А что, очень даже и ничего она еще. Особенно если левой щекой не поворачиваться. Она сама давно к этим бороздам на лице привыкла, а вот родня… Всполошились, как куры на насесте: «Ах, бедная, ах, несчастная, ах, красота пропала…» Да бог с ней, с красотой! Жаль, конечно, все-таки хороша она, Настя, была в девках, но… Но, не помчись она той проклятой ночью в овраг – сидела бы сейчас вдовой, как Варька. И такой же бездетной. И никакая краса бы не помогла.

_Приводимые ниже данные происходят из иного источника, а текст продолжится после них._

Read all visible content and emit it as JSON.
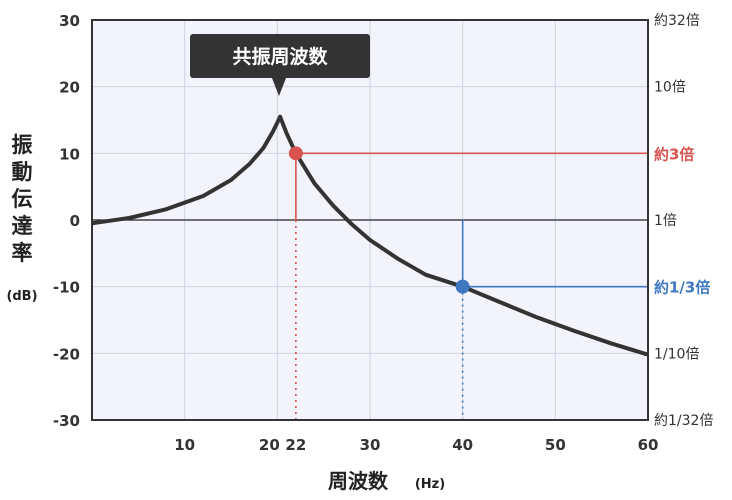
{
  "chart_data": {
    "type": "line",
    "xlabel": "周波数",
    "xlabel_unit": "(Hz)",
    "ylabel": "振動伝達率",
    "ylabel_unit": "(dB)",
    "xlim": [
      0,
      60
    ],
    "ylim": [
      -30,
      30
    ],
    "x_ticks": [
      10,
      20,
      30,
      40,
      50,
      60
    ],
    "y_ticks": [
      30,
      20,
      10,
      0,
      -10,
      -20,
      -30
    ],
    "right_ticks": [
      {
        "value": 30,
        "label": "約32倍"
      },
      {
        "value": 20,
        "label": "10倍"
      },
      {
        "value": 0,
        "label": "1倍"
      },
      {
        "value": -20,
        "label": "1/10倍"
      },
      {
        "value": -30,
        "label": "約1/32倍"
      }
    ],
    "grid": true,
    "series": [
      {
        "x": [
          0,
          4,
          8,
          12,
          15,
          17,
          18.5,
          19.5,
          20,
          20.3,
          21,
          22,
          24,
          26,
          28,
          30,
          33,
          36,
          40,
          44,
          48,
          52,
          56,
          60
        ],
        "y": [
          -0.5,
          0.3,
          1.6,
          3.6,
          6.0,
          8.4,
          10.8,
          13.2,
          14.6,
          15.5,
          13.0,
          10.0,
          5.5,
          2.2,
          -0.6,
          -3.0,
          -5.8,
          -8.2,
          -10.0,
          -12.3,
          -14.6,
          -16.6,
          -18.5,
          -20.2
        ],
        "color": "#333333"
      }
    ],
    "annotations": [
      {
        "label": "共振周波数",
        "x": 20.3,
        "y": 15.5
      },
      {
        "x": 22,
        "y": 10,
        "x_label": "22",
        "right_label": "約3倍",
        "color": "#d9534f"
      },
      {
        "x": 40,
        "y": -10,
        "x_label": "40",
        "right_label": "約1/3倍",
        "color": "#3f78c1"
      }
    ],
    "colors": {
      "plot_bg": "#f2f3fb",
      "grid": "#cfd3e3",
      "curve": "#333333"
    }
  }
}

Конечно, она знала, за кого выходила замуж. И когда Илья с Варькиным мужем Мотькой усаживались вечером у огня и начинали негромко толковать о чем-то, у Насти сжималось сердце: опять… Она едва сдерживалась, чтобы не кинуться к Илье, не закричать – брось, не ходи, не надо, убьют тебя когда-нибудь… Молчала. Потому что вмешиваться в дела мужа было еще хуже, чем не уметь гадать. Так было в таборе, так было и в городе. И Настя молчала. А когда Илья уходил вместе с Мотькой, тихо, не поднимая глаз, говорила: «Дэвлэса[30]…» И до утра, до самого их возвращения, тенью ходила вокруг шатра, ворошила гаснущие угли, до боли в глазах всматривалась в затуманенную дорогу, вслушивалась в каждый шорох, в чуть слышный шелест травы, в попискивание ночных птиц… И зависть брала на Варьку, которая, хоть и беспокоилась не меньше, шла в шатер и до утра притворялась спящей. Иногда они вдвоем раскидывали карты, утешали друг дружку: «Видишь – красная выпала! Видишь – туз бубновый! Это к счастью, скоро явятся!» Мотьке с Ильей и в самом деле долго везло, но любая удача когда-нибудь кончается.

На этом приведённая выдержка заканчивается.